Tamar: Waiting, Silence, and a Complicated Redemption

Judah married and had three sons. His oldest son, Er, married Tamar, but the Lord put him to death for his wickedness. His second son then married Tamar, and he too died for his wickedness. As was the custom, Judah then promised Tamar to his third son, Shelah, when he had grown up.

But when Shelah was grown, Judah did not keep his promise to Tamar. By this time, she’d been waiting for years, living in her father’s house, wearing the garments of widowhood.

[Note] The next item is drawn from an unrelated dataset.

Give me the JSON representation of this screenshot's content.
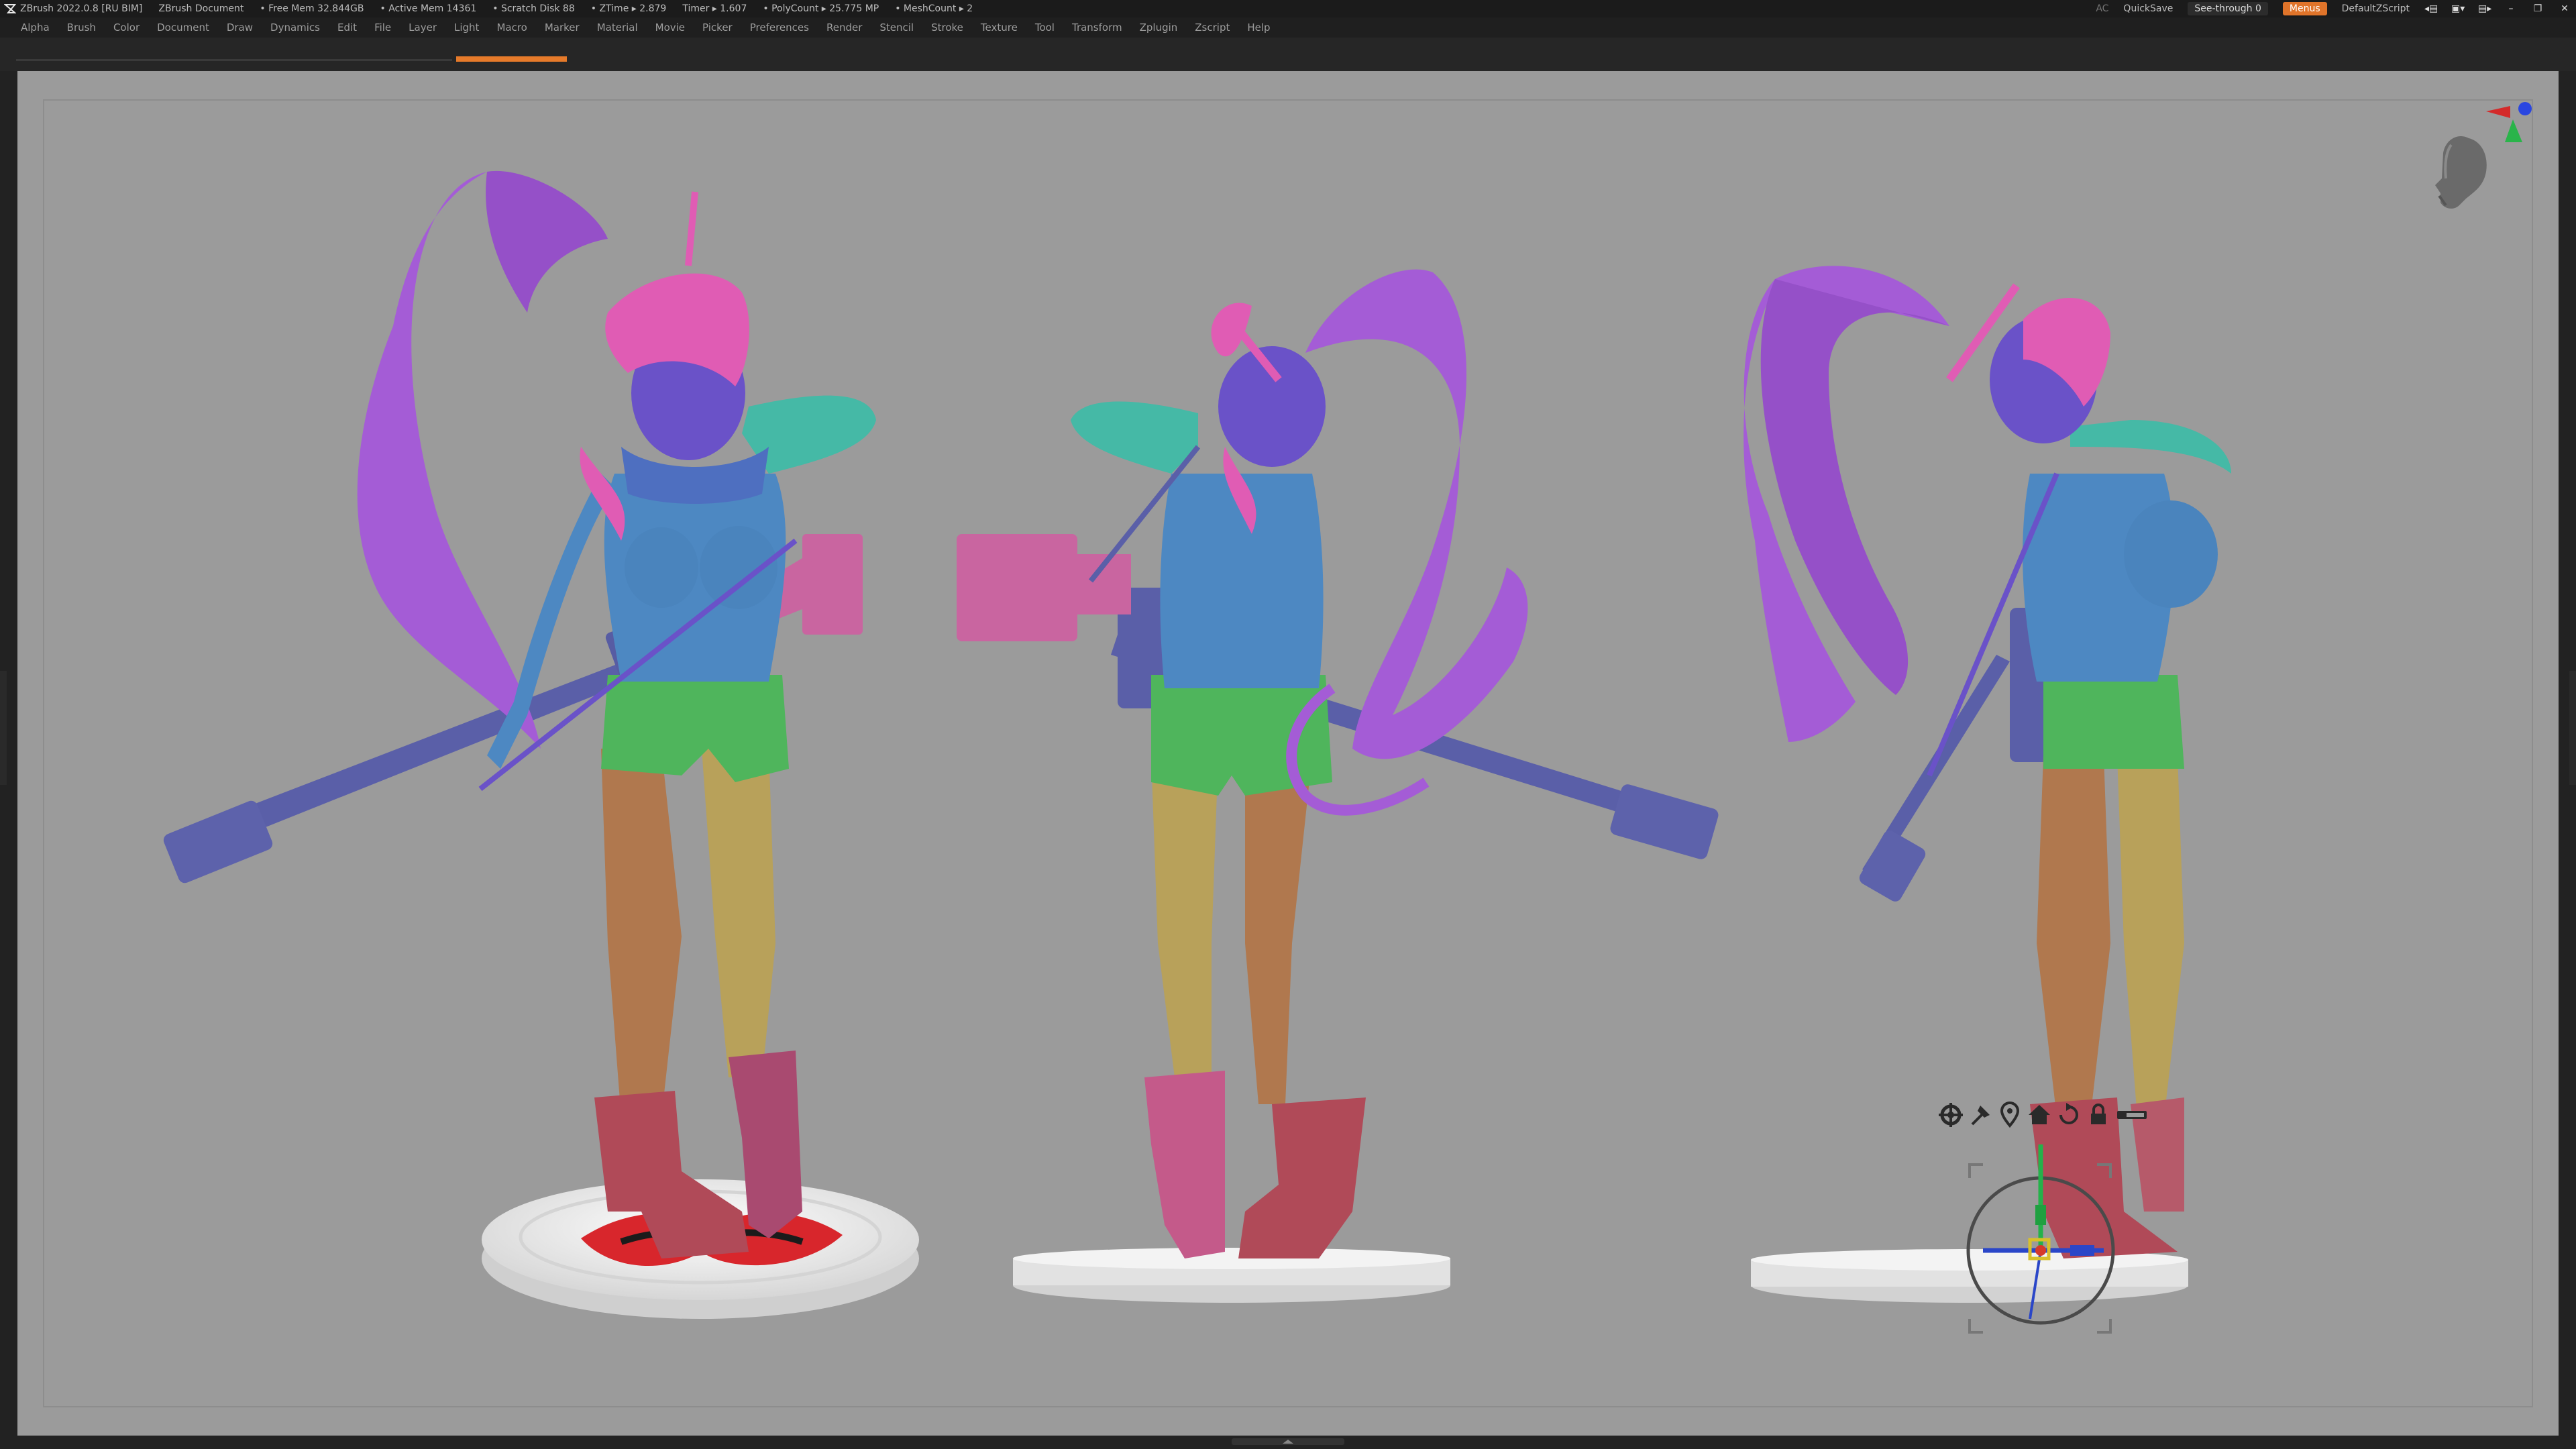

After Judah’s wife died, Tamar took action in a way that makes most of us want to look away—a tangled and broken story in which Judah himself fathered her children, and later acknowledged his guilt, declaring Tamar more righteous than himself. She bore him twins, and one of them was Perez, who is in the line of Christ. In Tamar’s story, we see the heart of the gospel: God brings redemption not through our righteousness, but through his sovereign grace working in the midst of human sin and suffering.

When I looked at Genesis through the lives of these women, I couldn’t get past the point: the story of redemption is not based on clean genealogies and uncomplicated families. God’s purposes are often accomplished through situations we would never choose.

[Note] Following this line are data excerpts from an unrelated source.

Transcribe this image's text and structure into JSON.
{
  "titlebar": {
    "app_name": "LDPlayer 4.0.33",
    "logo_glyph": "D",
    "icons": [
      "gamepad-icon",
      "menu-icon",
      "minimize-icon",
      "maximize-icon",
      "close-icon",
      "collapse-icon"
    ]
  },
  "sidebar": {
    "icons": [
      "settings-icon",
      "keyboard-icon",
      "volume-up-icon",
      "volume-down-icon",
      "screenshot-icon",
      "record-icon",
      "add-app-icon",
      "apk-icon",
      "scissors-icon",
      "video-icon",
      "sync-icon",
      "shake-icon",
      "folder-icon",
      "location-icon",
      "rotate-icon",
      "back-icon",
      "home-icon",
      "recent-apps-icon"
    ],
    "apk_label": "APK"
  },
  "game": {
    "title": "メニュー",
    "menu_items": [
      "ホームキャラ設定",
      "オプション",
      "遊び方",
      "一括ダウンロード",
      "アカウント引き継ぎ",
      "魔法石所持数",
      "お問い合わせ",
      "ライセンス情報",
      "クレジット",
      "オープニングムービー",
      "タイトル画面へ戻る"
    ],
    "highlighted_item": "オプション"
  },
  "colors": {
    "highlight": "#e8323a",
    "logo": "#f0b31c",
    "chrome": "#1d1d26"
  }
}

The Pattern Continues in the Line of Christ

We don’t know all the stories of the other women in the line of Christ, but we do know a few. And the stories we do know are not polished or painless.

Ruth and Bathsheba, both mentioned in Matthew’s genealogy, were widows. Bathsheba’s story is especially sobering. David took her and when she became pregnant, David had her husband murdered. David had other wives and other children, but it was Bathsheba’s son Solomon who was in the line of Christ.

Again and again, Scripture confronts our assumption that God’s work is carried by people with unbroken lives.

What This Means When Your Life Isn’t “Neat”

So if you feel your life isn’t turning out the way you planned—if there is heartache and heartbreak, disappointment, waiting, broken paths and broken dreams—don’t despair. These are the people God chooses to display his glory, who reveal his character, often in ways they cannot understand.

“We have this treasure in earthen vessels, to show that the transcendent power belongs to God and not to us.” (2 Corinthians 4:7)

That is a reason to rejoice in our weakness—not because weakness is good, but because God is. Don’t assume that your disappointments and years of waiting mean God is absent, or that the hard things in your lives won’t ultimately work for your good. Your waiting may feel wasted, but it is not meaningless to God. Even what feels like wasted time has a purpose in God’s hands.

Remind yourself regularly that God has great things in store for you, for all of us who love him. He promises, “No eye has seen, nor ear heard, nor the heart of man imagined, what God has prepared for those who love him” (1 Corinthians 2:9).

One day we will see that God has been writing a better story than the one we would have chosen—or even imagined.